Brush your teeth after breakfast.

Nicholas G.
01 Apr 2022
Brush when you can

Just brush when you can. If it's too hard before/after breakfast, try before lunch/when you get to work. I don't know how Murray T is such an authority to be able to tell what is scientifically based, but it's easy to check on google scholar, so decide for yourself.

Dwayne B.
18 Mar 2022
The dental industry sure has used fear as an effective weapon to sell products.

I have perfect teeth.
I go the dentist every 3-5 years.
If you brush your teeth AND GUMS vigorously, twice a day, you should experience good dental health with minimal need to pay money to a dentist or hygenist.
The problem is that many people don't brush their gums, or if they do, they don't brush them thoroughly for long enough.

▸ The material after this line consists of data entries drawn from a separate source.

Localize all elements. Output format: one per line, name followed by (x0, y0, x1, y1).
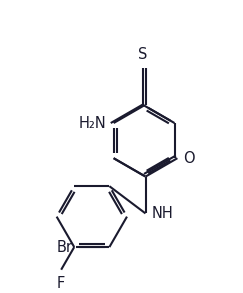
Text: S: S (138, 47, 147, 62)
Text: H₂N: H₂N (78, 115, 106, 131)
Text: O: O (183, 151, 195, 166)
Text: F: F (57, 276, 65, 291)
Text: NH: NH (151, 206, 173, 221)
Text: Br: Br (57, 240, 73, 255)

- I have rinsed my entire life.
- I never floss.
- If you use a soft brush, which everyone should use (without exception), then it's actually quite difficult to brush too hard, unless you have pre-existing issues.

David M.
19 Mar 2022
Please start flossing before it's too late

My teeth are not terrible but not great either. I always brushed but somehow missed the message about flossing. Now I floss every evening and I am amazed at the amount of food the floss removes from between my teeth. So as well as removing plaque the floss removes food particles that a brush simply cannot reach. I really wish I had flossed from an early age.

Dwayne B.
20 Mar 2022
To David M.

I don't require your advice, and I certainly didn't ask for it.
At my recent check-up this year, the hygenist was extremely impressed with my oral health.